C of E £100m legacy of slavery fund “not enough”

The £100 million fund set up by the Church of England in early 2023 to compensate for its historical benefit from the international slave trade had been deemed “insufficient relative either to the scale of the [commissioners’] endowment or to the scale of the moral sin and crime” by a report from an independent group of advisers commissioned by the C of E. In echoes of comments at the time, reported here by Bishop Mike Royal, General Secretary, Churches Together in England, and MJR advisor, who described £100m as a: “drop in the ocean in terms of righting the wrongs of the slave trade”, the report said the proposed fund was “very small compared to the scale of racial disadvantage originating in African chattel enslavement”. The report proposed a “fund for healing, repair and justice” with a target of £1bn. The fund should aim to attract capital from three sources: the Church Commissioners; “other institutions once complicit in African chattel enslavement”; and contributors who “outraged by injustice, wish to make common cause against racial inequality”

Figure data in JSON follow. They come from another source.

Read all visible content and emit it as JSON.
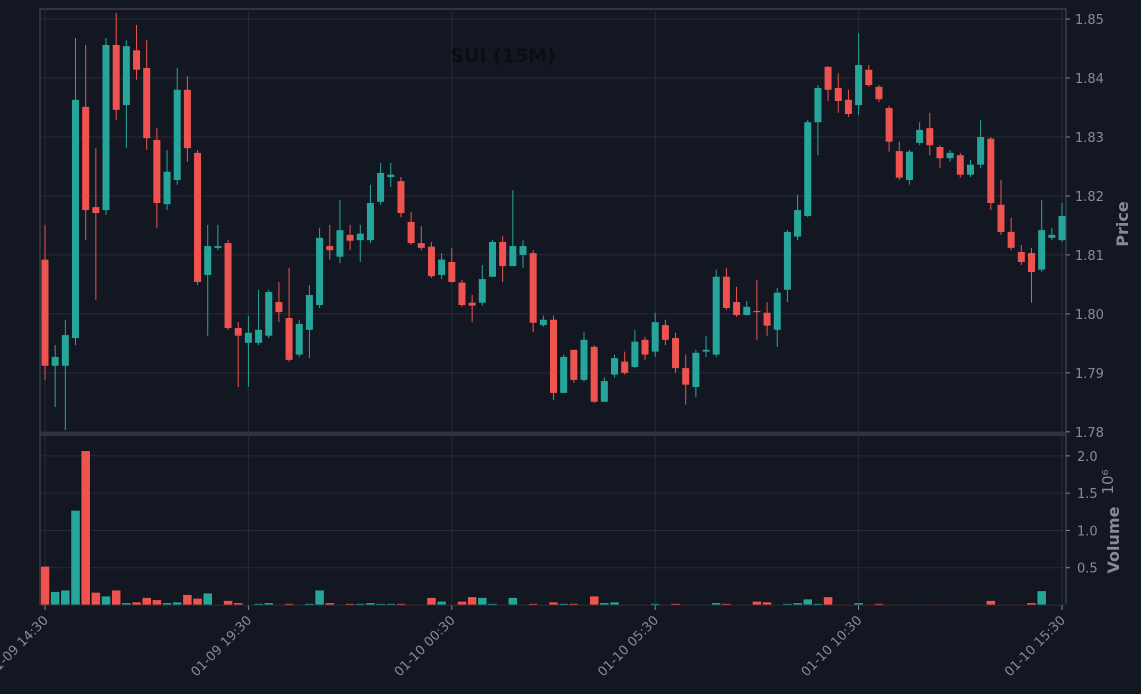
{
  "chart_data": {
    "type": "candlestick",
    "title": "SUI (15M)",
    "categories": [
      "01-09 14:30",
      null,
      null,
      null,
      null,
      null,
      null,
      null,
      null,
      null,
      null,
      null,
      null,
      null,
      null,
      null,
      null,
      null,
      null,
      null,
      "01-09 19:30",
      null,
      null,
      null,
      null,
      null,
      null,
      null,
      null,
      null,
      null,
      null,
      null,
      null,
      null,
      null,
      null,
      null,
      null,
      null,
      "01-10 00:30",
      null,
      null,
      null,
      null,
      null,
      null,
      null,
      null,
      null,
      null,
      null,
      null,
      null,
      null,
      null,
      null,
      null,
      null,
      null,
      "01-10 05:30",
      null,
      null,
      null,
      null,
      null,
      null,
      null,
      null,
      null,
      null,
      null,
      null,
      null,
      null,
      null,
      null,
      null,
      null,
      null,
      "01-10 10:30",
      null,
      null,
      null,
      null,
      null,
      null,
      null,
      null,
      null,
      null,
      null,
      null,
      null,
      null,
      null,
      null,
      null,
      null,
      null,
      "01-10 15:30"
    ],
    "open": [
      1.8092,
      1.7912,
      1.7912,
      1.7959,
      1.8351,
      1.8181,
      1.8176,
      1.8456,
      1.8354,
      1.8447,
      1.8417,
      1.8295,
      1.8186,
      1.8227,
      1.838,
      1.8273,
      1.8066,
      1.8112,
      1.812,
      1.7976,
      1.7951,
      1.7951,
      1.7963,
      1.802,
      1.7993,
      1.7931,
      1.7973,
      1.8015,
      1.8115,
      1.8097,
      1.8134,
      1.8125,
      1.8125,
      1.819,
      1.8232,
      1.8225,
      1.8156,
      1.812,
      1.8114,
      1.8066,
      1.8088,
      1.8053,
      1.8019,
      1.8019,
      1.8063,
      1.8122,
      1.8081,
      1.81,
      1.8103,
      1.7981,
      1.799,
      1.7866,
      1.7939,
      1.7888,
      1.7944,
      1.7851,
      1.7897,
      1.7919,
      1.791,
      1.7956,
      1.7936,
      1.7981,
      1.7959,
      1.7908,
      1.7876,
      1.7936,
      1.7931,
      1.8063,
      1.802,
      1.7998,
      1.8005,
      1.8002,
      1.7973,
      1.8041,
      1.8131,
      1.8166,
      1.8325,
      1.8419,
      1.8383,
      1.8363,
      1.8354,
      1.8414,
      1.8385,
      1.8349,
      1.8276,
      1.8227,
      1.829,
      1.8315,
      1.8283,
      1.8264,
      1.8269,
      1.8236,
      1.8253,
      1.8297,
      1.8185,
      1.8139,
      1.8105,
      1.8103,
      1.8075,
      1.8129,
      1.8125
    ],
    "high": [
      1.8151,
      1.7947,
      1.799,
      1.8468,
      1.8456,
      1.8281,
      1.8468,
      1.851,
      1.8464,
      1.849,
      1.8464,
      1.8315,
      1.8278,
      1.8417,
      1.8403,
      1.8278,
      1.8151,
      1.8151,
      1.8125,
      1.7986,
      1.7997,
      1.8041,
      1.8041,
      1.8054,
      1.8078,
      1.799,
      1.8049,
      1.8146,
      1.8151,
      1.8193,
      1.8151,
      1.8151,
      1.8219,
      1.8256,
      1.8256,
      1.8232,
      1.8173,
      1.8149,
      1.8122,
      1.8103,
      1.8112,
      1.8058,
      1.8032,
      1.8083,
      1.8125,
      1.8132,
      1.821,
      1.8125,
      1.8108,
      1.7997,
      1.7997,
      1.7931,
      1.7939,
      1.7969,
      1.7947,
      1.7892,
      1.7931,
      1.7936,
      1.7973,
      1.7961,
      1.8002,
      1.799,
      1.7968,
      1.7931,
      1.7939,
      1.7963,
      1.8075,
      1.8078,
      1.8046,
      1.8022,
      1.8058,
      1.802,
      1.8044,
      1.8142,
      1.8202,
      1.8329,
      1.8388,
      1.842,
      1.8408,
      1.838,
      1.8476,
      1.8422,
      1.8388,
      1.8353,
      1.8292,
      1.8278,
      1.8325,
      1.8341,
      1.8286,
      1.8278,
      1.8273,
      1.8261,
      1.8329,
      1.83,
      1.8227,
      1.8163,
      1.8117,
      1.8112,
      1.8193,
      1.8146,
      1.8188
    ],
    "low": [
      1.7888,
      1.7842,
      1.7803,
      1.7947,
      1.8125,
      1.8024,
      1.8168,
      1.8329,
      1.8281,
      1.8397,
      1.8278,
      1.8146,
      1.8176,
      1.8219,
      1.8258,
      1.8049,
      1.7963,
      1.8108,
      1.7973,
      1.7876,
      1.7876,
      1.7947,
      1.7959,
      1.7986,
      1.7919,
      1.7927,
      1.7925,
      1.801,
      1.8092,
      1.8086,
      1.8108,
      1.8088,
      1.812,
      1.8185,
      1.8215,
      1.8164,
      1.8117,
      1.8108,
      1.8061,
      1.8059,
      1.8053,
      1.8012,
      1.7986,
      1.8014,
      1.8063,
      1.8054,
      1.8081,
      1.8078,
      1.7969,
      1.7978,
      1.7854,
      1.7866,
      1.7883,
      1.7885,
      1.7849,
      1.7851,
      1.7892,
      1.7897,
      1.7908,
      1.7922,
      1.7927,
      1.7947,
      1.79,
      1.7846,
      1.7859,
      1.7927,
      1.7927,
      1.8007,
      1.7995,
      1.7997,
      1.7956,
      1.7963,
      1.7944,
      1.802,
      1.8125,
      1.8164,
      1.8269,
      1.8361,
      1.8341,
      1.8334,
      1.8337,
      1.8385,
      1.8359,
      1.8275,
      1.8227,
      1.8219,
      1.8286,
      1.8269,
      1.8247,
      1.8258,
      1.8231,
      1.8232,
      1.8247,
      1.8176,
      1.8134,
      1.8108,
      1.8083,
      1.8019,
      1.8071,
      1.8125,
      1.8122
    ],
    "close": [
      1.7912,
      1.7927,
      1.7964,
      1.8363,
      1.8176,
      1.8171,
      1.8456,
      1.8346,
      1.8454,
      1.8414,
      1.8298,
      1.8188,
      1.8241,
      1.838,
      1.8281,
      1.8054,
      1.8115,
      1.8115,
      1.7976,
      1.7963,
      1.7968,
      1.7973,
      1.8037,
      1.8003,
      1.7922,
      1.7983,
      1.8032,
      1.8129,
      1.8108,
      1.8142,
      1.8124,
      1.8136,
      1.8188,
      1.8239,
      1.8236,
      1.8171,
      1.812,
      1.8112,
      1.8064,
      1.8092,
      1.8054,
      1.8015,
      1.8014,
      1.8059,
      1.8122,
      1.8081,
      1.8115,
      1.8115,
      1.7985,
      1.799,
      1.7866,
      1.7927,
      1.7888,
      1.7956,
      1.7851,
      1.7886,
      1.7925,
      1.79,
      1.7953,
      1.7931,
      1.7986,
      1.7956,
      1.7908,
      1.788,
      1.7934,
      1.7939,
      1.8063,
      1.801,
      1.7998,
      1.8012,
      1.8003,
      1.798,
      1.8036,
      1.8139,
      1.8176,
      1.8325,
      1.8383,
      1.838,
      1.8361,
      1.8339,
      1.8422,
      1.8388,
      1.8364,
      1.8292,
      1.8231,
      1.8275,
      1.8312,
      1.8286,
      1.8264,
      1.8273,
      1.8236,
      1.8253,
      1.83,
      1.8188,
      1.8139,
      1.8112,
      1.8088,
      1.8071,
      1.8142,
      1.8134,
      1.8166
    ],
    "volume": [
      0.52,
      0.18,
      0.2,
      1.27,
      2.07,
      0.17,
      0.12,
      0.2,
      0.03,
      0.04,
      0.1,
      0.07,
      0.03,
      0.04,
      0.14,
      0.09,
      0.16,
      0.01,
      0.06,
      0.03,
      0.01,
      0.02,
      0.03,
      0.01,
      0.02,
      0.01,
      0.02,
      0.2,
      0.03,
      0.01,
      0.02,
      0.02,
      0.03,
      0.02,
      0.02,
      0.02,
      0.01,
      0.01,
      0.1,
      0.05,
      0.01,
      0.05,
      0.11,
      0.1,
      0.02,
      0.01,
      0.1,
      0.01,
      0.02,
      0.01,
      0.04,
      0.02,
      0.02,
      0.01,
      0.12,
      0.03,
      0.04,
      0.01,
      0.01,
      0.01,
      0.02,
      0.01,
      0.02,
      0.01,
      0.01,
      0.01,
      0.03,
      0.02,
      0.01,
      0.01,
      0.05,
      0.04,
      0.01,
      0.02,
      0.03,
      0.08,
      0.02,
      0.11,
      0.01,
      0.01,
      0.03,
      0.01,
      0.02,
      0.01,
      0.01,
      0.01,
      0.01,
      0.01,
      0.01,
      0.01,
      0.01,
      0.01,
      0.01,
      0.06,
      0.01,
      0.01,
      0.01,
      0.03,
      0.19,
      0.01,
      0.01
    ],
    "up_color": "#26a69a",
    "down_color": "#ef5350",
    "ylabel": "Price",
    "ylim": [
      1.7798,
      1.8517
    ],
    "yticks": [
      1.78,
      1.79,
      {
        "value": 1.8,
        "label": "1.80"
      },
      1.81,
      1.82,
      1.83,
      1.84,
      1.85
    ],
    "volume_label": "Volume",
    "volume_exponent": "10⁶",
    "vlim": [
      0,
      2.28
    ],
    "vticks": [
      0.5,
      {
        "value": 1,
        "label": "1.0"
      },
      1.5,
      {
        "value": 2,
        "label": "2.0"
      }
    ],
    "grid": true
  }
}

While welcoming the report, the Church Commissioners are not increasing the £100m investment but are aiming to attract co-investors to increase the fund’s value. CEO Gareth Mostyn said £100m was the “appropriate financial commitment … at this stage” while ensuring that they could honour existing commitment to parishes and other church activities. The commissioners would “at some point in the future consider whether to invest more”.

Group chair the Right Rev Dr Rosemarie Mallett said: “No amount of money can fully atone for or fully redress the centuries-long impact of African chattel enslavement, the effects of which are still felt around the world today.” These effects are “measurable and apparent in everything from pregnancy and childbirth outcomes to life chances at birth, physical and mental health, education, employment, income, property, and the criminal justice system. We hope this initiative is just the start and is a catalyst to encourage other institutions to investigate their past and make a better future for impacted communities.”

Kehinde Andrews, professor of black studies at Birmingham City University, said it was “impossible to quantify” the lasting impact of slavery or just how much the Church had benefited from it.

Historian David Olusoga commented: “I’m very pleased to see the church recognising that it has a catalytic potential. This is an organisation that is hugely respected around the world that can inspire other organisations to make the same leap into their own history.”

The report also recommended the timeline for delivery should be accelerated. A contact of MJR’s has commented that, 14 months after its announcement, the process for the distribution of the funds “is pretty well non-existent”. No money has yet been disbursed.